My WRVS4400N v 1 gave me dozens of problems when I first bought it.  Constantly dropping connections to apple computers, terrible range, etc.  After 2 or three months of talking to support, I was given a firmware upgrade to fix the wireless problems.  It kind of worked.  The problem was that it implemented DNS injection (!!!) so no matter who or what on the network demands a static DNS, it always gets the DNS given to the router (dhcp ip address).  So, I can't use OpenDNS as I'm always forced to use comcast dns.  I got around that by carefully configuring a rvs4000n I got for free on the net to get the dynamic IP address from my ISP, and give a static ip address to my wrvs and set the wrvs as the dmz, etc.  Ok, so I only need two routers to do the job that one router should have done.  whatever.  Immediatly, though, I noticed that I was getting 14 MBps instead of the 30 I was paying for.  14?  Surely my modem has a problem.  I directly connect and, nope, I get 30 when connected directly to the modem.  So I'm losing half my bandwidth somehow going through the 2 routers.  After trial and error for a few hours, I found that simply disabling IPS on the router made the speed decrease completely disappear.  I went from 14 MBps to 30 MBps by turning off IPS.  Great. 

Only then, seconds later, I had no internet at all.  Reboots of all my devices and other steps showed me I had addresses and was 'connected' to my devices, but internet requests would time out.  Only re-enabling IPS gave me internet back.  Disabling it again gave me almost immediate timeouts from the internet.

So it seems that any attempt to disable the speed-killing IPS on the router also completely disables my ability to connect to the internet.  Good thing cisco gave me such a useful option!  No speed, or no connection!  Which would you choose?

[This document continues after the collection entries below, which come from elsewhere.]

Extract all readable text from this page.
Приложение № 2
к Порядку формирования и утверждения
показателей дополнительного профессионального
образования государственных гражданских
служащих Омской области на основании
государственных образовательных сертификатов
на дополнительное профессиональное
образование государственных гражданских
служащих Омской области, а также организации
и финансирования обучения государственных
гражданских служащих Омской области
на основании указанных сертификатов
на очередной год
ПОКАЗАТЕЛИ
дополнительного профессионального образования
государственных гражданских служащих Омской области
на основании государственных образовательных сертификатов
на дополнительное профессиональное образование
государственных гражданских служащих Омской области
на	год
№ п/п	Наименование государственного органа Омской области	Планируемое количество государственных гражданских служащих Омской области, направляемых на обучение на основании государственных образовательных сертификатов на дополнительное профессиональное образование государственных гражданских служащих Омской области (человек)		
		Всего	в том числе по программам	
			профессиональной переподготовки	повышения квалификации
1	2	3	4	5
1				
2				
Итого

If any one out there has some clue how to disable IPS and still get a connection, or better, can name a router that actually works and doesn't require months of speaking with tech support agents to get a firmware update (and then get asked to pay $$ just to be told the product has been abandoned by cisco)  Because I was really, really hoping I could waste hours of my life trying to make use of something Cisco themselves don't even give a crap about.  I enjoy spending hours of my life on the only day I have off trying to fix the consumer-grade hardware I don't have the money to replace, instead of the hundreds of other things I legitimately have to do.  But, if someone out there could spoil my plans for wasting my life away and tell me theres a way to make this router actually not fail epically, I'd listen.  If not, maybe someone'd like to take both of these routers off my hands so I can find something that works.